BREST, MORLAIX (Finistère), QUIMPER, 23 novembre 2023 (APMnews) - Le mouvement de grève des médecins urgentistes du CHU de Brest-Carhaix se poursuit, conduisant l'établissement à adapter son fonctionnement, dans un département où plusieurs services d'urgence sont en souffrance du fait du manque de médecins, selon une enquête d'APMnews.

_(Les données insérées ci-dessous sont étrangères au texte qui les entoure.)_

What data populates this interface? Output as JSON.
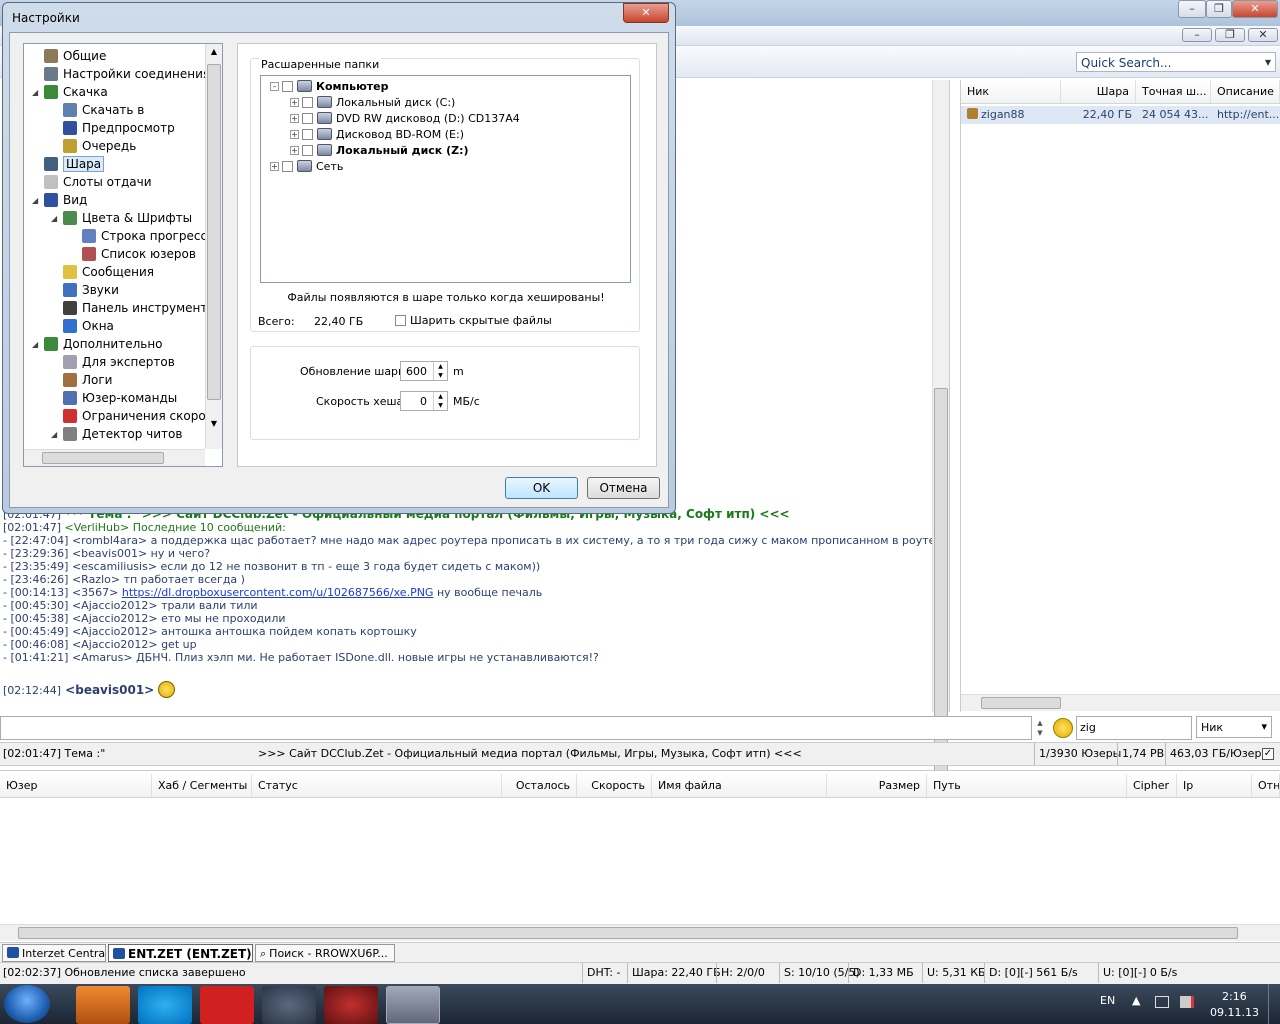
{
  "main": {
    "quick_search": "Quick Search...",
    "userlist_headers": [
      "Ник",
      "Шара",
      "Точная ш...",
      "Описание"
    ],
    "user": {
      "nick": "zigan88",
      "share": "22,40 ГБ",
      "exact": "24 054 43...",
      "desc": "http://ent..."
    },
    "chat": [
      {
        "ts": "[02:01:47]",
        "text": " *** Тема :\"          >>> Сайт DCClub.Zet - Официальный медиа портал (Фильмы, Игры, Музыка, Софт итп) <<<"
      },
      {
        "ts": "[02:01:47]",
        "text": " <VerliHub> Последние 10 сообщений:"
      },
      {
        "ts": "- [22:47:04]",
        "text": " <rombl4ara> а поддержка щас работает? мне надо мак адрес роутера прописать в их систему, а то я три года сижу с маком прописанном в роутере от старой материнки"
      },
      {
        "ts": "- [23:29:36]",
        "text": " <beavis001> ну и чего?"
      },
      {
        "ts": "- [23:35:49]",
        "text": " <escamiliusis> если до 12 не позвонит в тп - еще 3 года будет сидеть с маком))"
      },
      {
        "ts": "- [23:46:26]",
        "text": " <Razlo> тп работает всегда )"
      },
      {
        "ts": "- [00:14:13]",
        "text": " <3567> ",
        "link": "https://dl.dropboxusercontent.com/u/102687566/xe.PNG",
        "after": " ну вообще печаль"
      },
      {
        "ts": "- [00:45:30]",
        "text": " <Ajaccio2012> трали вали тили"
      },
      {
        "ts": "- [00:45:38]",
        "text": " <Ajaccio2012> ето мы не проходили"
      },
      {
        "ts": "- [00:45:49]",
        "text": " <Ajaccio2012> антошка антошка пойдем копать кортошку"
      },
      {
        "ts": "- [00:46:08]",
        "text": " <Ajaccio2012> get up"
      },
      {
        "ts": "- [01:41:21]",
        "text": " <Amarus> ДБНЧ. Плиз хэлп ми. Не работает ISDone.dll. новые игры не устанавливаются!?"
      }
    ],
    "last_msg": {
      "ts": "[02:12:44]",
      "nick": " <beavis001>"
    },
    "nick_filter": "zig",
    "filter_select": "Ник",
    "topic_ts": "[02:01:47] Тема :\"",
    "topic": ">>> Сайт DCClub.Zet - Официальный медиа портал (Фильмы, Игры, Музыка, Софт итп) <<<",
    "users_count": "1/3930 Юзеры",
    "hub_share": "1,74 PB",
    "per_user": "463,03 ГБ/Юзер",
    "transfer_headers": [
      "Юзер",
      "Хаб / Сегменты",
      "Статус",
      "Осталось",
      "Скорость",
      "Имя файла",
      "Размер",
      "Путь",
      "Cipher",
      "Ip",
      "Отн"
    ],
    "tabs": [
      "Interzet Central...",
      "ENT.ZET (ENT.ZET)",
      "Поиск - RROWXU6P..."
    ],
    "status": {
      "msg": "[02:02:37] Обновление списка завершено",
      "dht": "DHT: -",
      "share": "Шара: 22,40 ГБ",
      "h": "H: 2/0/0",
      "s": "S: 10/10 (5/5)",
      "d": "D: 1,33 МБ",
      "u": "U: 5,31 КБ",
      "dr": "D: [0][-] 561 Б/s",
      "ur": "U: [0][-] 0 Б/s"
    }
  },
  "dialog": {
    "title": "Настройки",
    "tree": [
      {
        "label": "Общие",
        "lvl": 1,
        "c": "#8a7a5a"
      },
      {
        "label": "Настройки соединения",
        "lvl": 1,
        "c": "#6a7a8a"
      },
      {
        "label": "Скачка",
        "lvl": 1,
        "c": "#3a8a3a",
        "exp": true
      },
      {
        "label": "Скачать в",
        "lvl": 2,
        "c": "#6080b0"
      },
      {
        "label": "Предпросмотр",
        "lvl": 2,
        "c": "#3050a0"
      },
      {
        "label": "Очередь",
        "lvl": 2,
        "c": "#c0a030"
      },
      {
        "label": "Шара",
        "lvl": 1,
        "c": "#406080",
        "sel": true
      },
      {
        "label": "Слоты отдачи",
        "lvl": 1,
        "c": "#c0c0c0"
      },
      {
        "label": "Вид",
        "lvl": 1,
        "c": "#3050a0",
        "exp": true
      },
      {
        "label": "Цвета & Шрифты",
        "lvl": 2,
        "c": "#4a8a4a",
        "exp": true
      },
      {
        "label": "Строка прогресса",
        "lvl": 3,
        "c": "#6080c0"
      },
      {
        "label": "Список юзеров",
        "lvl": 3,
        "c": "#b05050"
      },
      {
        "label": "Сообщения",
        "lvl": 2,
        "c": "#e0c040"
      },
      {
        "label": "Звуки",
        "lvl": 2,
        "c": "#4070c0"
      },
      {
        "label": "Панель инструменто",
        "lvl": 2,
        "c": "#404040"
      },
      {
        "label": "Окна",
        "lvl": 2,
        "c": "#3070d0"
      },
      {
        "label": "Дополнительно",
        "lvl": 1,
        "c": "#3a8a3a",
        "exp": true
      },
      {
        "label": "Для экспертов",
        "lvl": 2,
        "c": "#a0a0b0"
      },
      {
        "label": "Логи",
        "lvl": 2,
        "c": "#a07040"
      },
      {
        "label": "Юзер-команды",
        "lvl": 2,
        "c": "#5070b0"
      },
      {
        "label": "Ограничения скорос",
        "lvl": 2,
        "c": "#d03030"
      },
      {
        "label": "Детектор читов",
        "lvl": 2,
        "c": "#808080",
        "exp": true
      }
    ],
    "group_title": "Расшаренные папки",
    "folders": [
      {
        "label": "Компьютер",
        "bold": true,
        "lvl": 0,
        "exp": true
      },
      {
        "label": "Локальный диск (C:)",
        "lvl": 1
      },
      {
        "label": "DVD RW дисковод (D:) CD137A4",
        "lvl": 1
      },
      {
        "label": "Дисковод BD-ROM (E:)",
        "lvl": 1
      },
      {
        "label": "Локальный диск (Z:)",
        "bold": true,
        "lvl": 1
      },
      {
        "label": "Сеть",
        "lvl": 0
      }
    ],
    "notice": "Файлы появляются в шаре только когда хешированы!",
    "total_label": "Всего:",
    "total_value": "22,40 ГБ",
    "hidden_label": "Шарить скрытые файлы",
    "refresh_label": "Обновление шары",
    "refresh_value": "600",
    "refresh_unit": "m",
    "hash_label": "Скорость хеша",
    "hash_value": "0",
    "hash_unit": "МБ/с",
    "ok": "OK",
    "cancel": "Отмена"
  },
  "taskbar": {
    "lang": "EN",
    "time": "2:16",
    "date": "09.11.13"
  }
}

Au CHU de Brest-Carhaix, le mouvement social a débuté le 7 novembre. L'ensemble des personnels médicaux du département ont arrêté d'effectuer du temps de travail additionnel au-delà des 48 heures hebdomadaires pour protester contre le manque de médecins dans ce service (sous-effectif de 13 équivalents temps plein -ETP- sur une équipe de 54), ce qui a contraint la direction à passer ses urgences en régulation puis à déclencher le plan blanc vendredi, de manière à pouvoir solliciter des médecins d'autres services, rappelle-t-on (cf dépêche du 20/11/2023 à 18:44).

La direction du CHU explique que la mise en œuvre en avril de la loi Rist limitant les rémunérations des intérimaires s'est traduite par une diminution de leur participation à l'activité de médecine d'urgence conduisant les urgentistes du CHU à réaliser de très nombreuses heures supplémentaires de jour comme de nuit pour compenser les postes vacants et les arrêts maladie, "situation qui s'est accentuée ces derniers mois par des départs supplémentaires de titulaires et de contractuels".

"Cette charge de travail excessive est source d'un épuisement professionnel important qui impose de réorganiser le fonctionnement des services d'urgences sur l'ensemble des sites pris en charge par l'équipe médicale du département de médecine d'urgences pour continuer d'assurer le fonctionnement du maximum de missions au service de la population", poursuit la direction dans un communiqué diffusé mercredi.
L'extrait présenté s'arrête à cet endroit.